特に、物語シリーズというのは西尾維新の独特の言葉使いが受けている作品でもあるからの、それを映像化となるとやはり同じ物語シリーズとしても向き、不向きな話があると思う。
傷物語は不向きな作品じゃな。
特に今作は戦闘を3つ描き、先に対する伏線も描かねばならない上に、登場人物も限られるからの。色々とバランスの悪い部分を映画化せざるを得なかったんじゃなぁ、と思っておる」
カエル「少しグロ描写もあったけれど、傷物語はそれがもう作風になっているよね」
亀「これはこれで良かったのではないか? 独特の作風にアクセントを加えられておるし、アニメだからかまだグロテスクも見やすいレベルじゃったな」
カエル「音楽の演出も面白いは面白いけれどね……」
亀「どちらかというと娯楽作品を見に行ったというよりも、壮大な実験アニメーションを見に行ったような感覚に近いかの。

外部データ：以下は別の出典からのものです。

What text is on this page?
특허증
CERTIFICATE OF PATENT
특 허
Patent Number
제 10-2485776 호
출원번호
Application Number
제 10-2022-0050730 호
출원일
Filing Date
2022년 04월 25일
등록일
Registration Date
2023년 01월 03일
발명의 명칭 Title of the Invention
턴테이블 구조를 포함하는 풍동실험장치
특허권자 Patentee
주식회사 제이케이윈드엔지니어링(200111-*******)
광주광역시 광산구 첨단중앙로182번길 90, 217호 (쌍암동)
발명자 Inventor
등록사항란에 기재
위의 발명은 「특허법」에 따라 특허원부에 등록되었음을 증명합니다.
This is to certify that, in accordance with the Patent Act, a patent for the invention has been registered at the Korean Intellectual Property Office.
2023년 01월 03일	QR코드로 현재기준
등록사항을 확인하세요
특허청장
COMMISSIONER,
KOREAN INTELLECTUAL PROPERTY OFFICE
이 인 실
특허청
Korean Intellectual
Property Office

シャフトの光る演出もあったし、面白いは面白いが、万人に受ける作品にはなってない印象じゃの。これは、まあ傷物語という作品の性質上仕方ないかもしれんか」
最後に
カエル「さて、これで残すは『傷物語Ⅲ 冷血篇』だけだね。2017年1月6日公開と決まっているし、どう締めてくるのかな?」
亀「傷物語は結局この冷血篇の部分が見どころであって、それ以外は伏線だったり、キャラクターの深堀という意味では大事かもしれんが、わしは原作を読んでおってもそこまでワクワクはしなかった。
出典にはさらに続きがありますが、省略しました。